1. Every shardable database (Cassandra, Dynamo, BigTable) has to worry about hot spots. Picking a UUID as a partition key is only step one. What happens if one user is a huge majority of your traffic? All of their reads/writes are going to a single partition and of course you are going to suffer from performance issues from that hot spot. It becomes important to further break down your partition into synthetic shards or break up your data by time (only keep a day of data per shard). BigTable does not innately solve this, they may deal better with a large partition but it will inevitably become a problem.

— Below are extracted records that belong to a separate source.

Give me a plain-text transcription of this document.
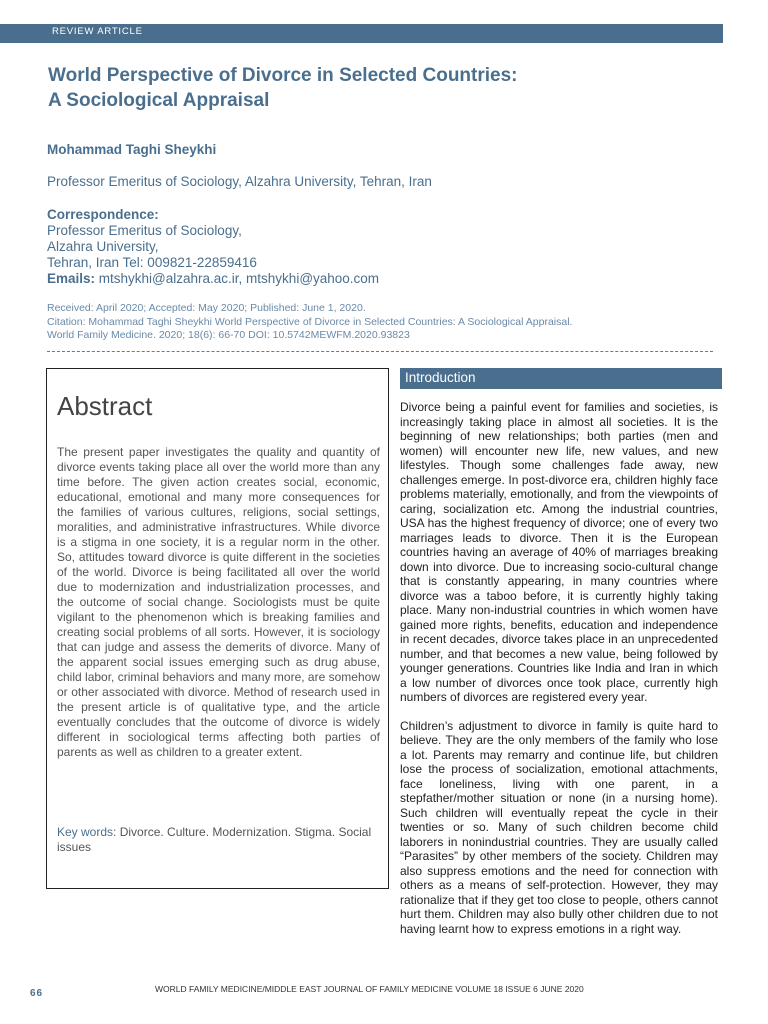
REVIEW ARTICLE
World Perspective of Divorce in Selected Countries:
A Sociological Appraisal
Mohammad Taghi Sheykhi
Professor Emeritus of Sociology, Alzahra University, Tehran, Iran
Correspondence:
Professor Emeritus of Sociology,
Alzahra University,
Tehran, Iran Tel: 009821-22859416
Emails: mtshykhi@alzahra.ac.ir, mtshykhi@yahoo.com
Received: April 2020; Accepted: May 2020; Published: June 1, 2020.
Citation: Mohammad Taghi Sheykhi World Perspective of Divorce in Selected Countries: A Sociological Appraisal.
World Family Medicine. 2020; 18(6): 66-70 DOI: 10.5742MEWFM.2020.93823
Abstract
The present paper investigates the quality and quantity of divorce events taking place all over the world more than any time before. The given action creates social, economic, educational, emotional and many more consequences for the families of various cultures, religions, social settings, moralities, and administrative infrastructures. While divorce is a stigma in one society, it is a regular norm in the other. So, attitudes toward divorce is quite different in the societies of the world. Divorce is being facilitated all over the world due to modernization and industrialization processes, and the outcome of social change. Sociologists must be quite vigilant to the phenomenon which is breaking families and creating social problems of all sorts. However, it is sociology that can judge and assess the demerits of divorce. Many of the apparent social issues emerging such as drug abuse, child labor, criminal behaviors and many more, are somehow or other associated with divorce. Method of research used in the present article is of qualitative type, and the article eventually concludes that the outcome of divorce is widely different in sociological terms affecting both parties of parents as well as children to a greater extent.
Key words: Divorce. Culture. Modernization. Stigma. Social issues
Introduction

Divorce being a painful event for families and societies, is increasingly taking place in almost all societies. It is the beginning of new relationships; both parties (men and women) will encounter new life, new values, and new lifestyles. Though some challenges fade away, new challenges emerge. In post-divorce era, children highly face problems materially, emotionally, and from the viewpoints of caring, socialization etc. Among the industrial countries, USA has the highest frequency of divorce; one of every two marriages leads to divorce. Then it is the European countries having an average of 40% of marriages breaking down into divorce. Due to increasing socio-cultural change that is constantly appearing, in many countries where divorce was a taboo before, it is currently highly taking place. Many non-industrial countries in which women have gained more rights, benefits, education and independence in recent decades, divorce takes place in an unprecedented number, and that becomes a new value, being followed by younger generations. Countries like India and Iran in which a low number of divorces once took place, currently high numbers of divorces are registered every year.

Children’s adjustment to divorce in family is quite hard to believe. They are the only members of the family who lose a lot. Parents may remarry and continue life, but children lose the process of socialization, emotional attachments, face loneliness, living with one parent, in a stepfather/mother situation or none (in a nursing home). Such children will eventually repeat the cycle in their twenties or so. Many of such children become child laborers in nonindustrial countries. They are usually called “Parasites” by other members of the society. Children may also suppress emotions and the need for connection with others as a means of self-protection. However, they may rationalize that if they get too close to people, others cannot hurt them. Children may also bully other children due to not having learnt how to express emotions in a right way.

66	WORLD FAMILY MEDICINE/MIDDLE EAST JOURNAL OF FAMILY MEDICINE VOLUME 18 ISSUE 6 JUNE 2020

2. Some people are criticizing the choice of NoSQL citing the data size. Note you can have a small data size but have huge write traffic. An unsharded RDBMS will not scale well to this since you cannot distribute the writes across multiple nodes. Don't assume just because someone has a small data set they don't need to use NoSQL to deal with their volume

3 comments

> Every shardable database (Cassandra, Dynamo, BigTable) has to worry about hot spots.

Yeah, but the issue with DynamoDB seems to be bursts of access triggering "throughput exceptions" caused a very static bandwidth allocation which is going down with the number of shards and not so graceful handling of overload situations.

It is imho. an anti-pattern to split up the bandwidth like they do. It negates the multiplexing gain for no good reason except a rigid control model.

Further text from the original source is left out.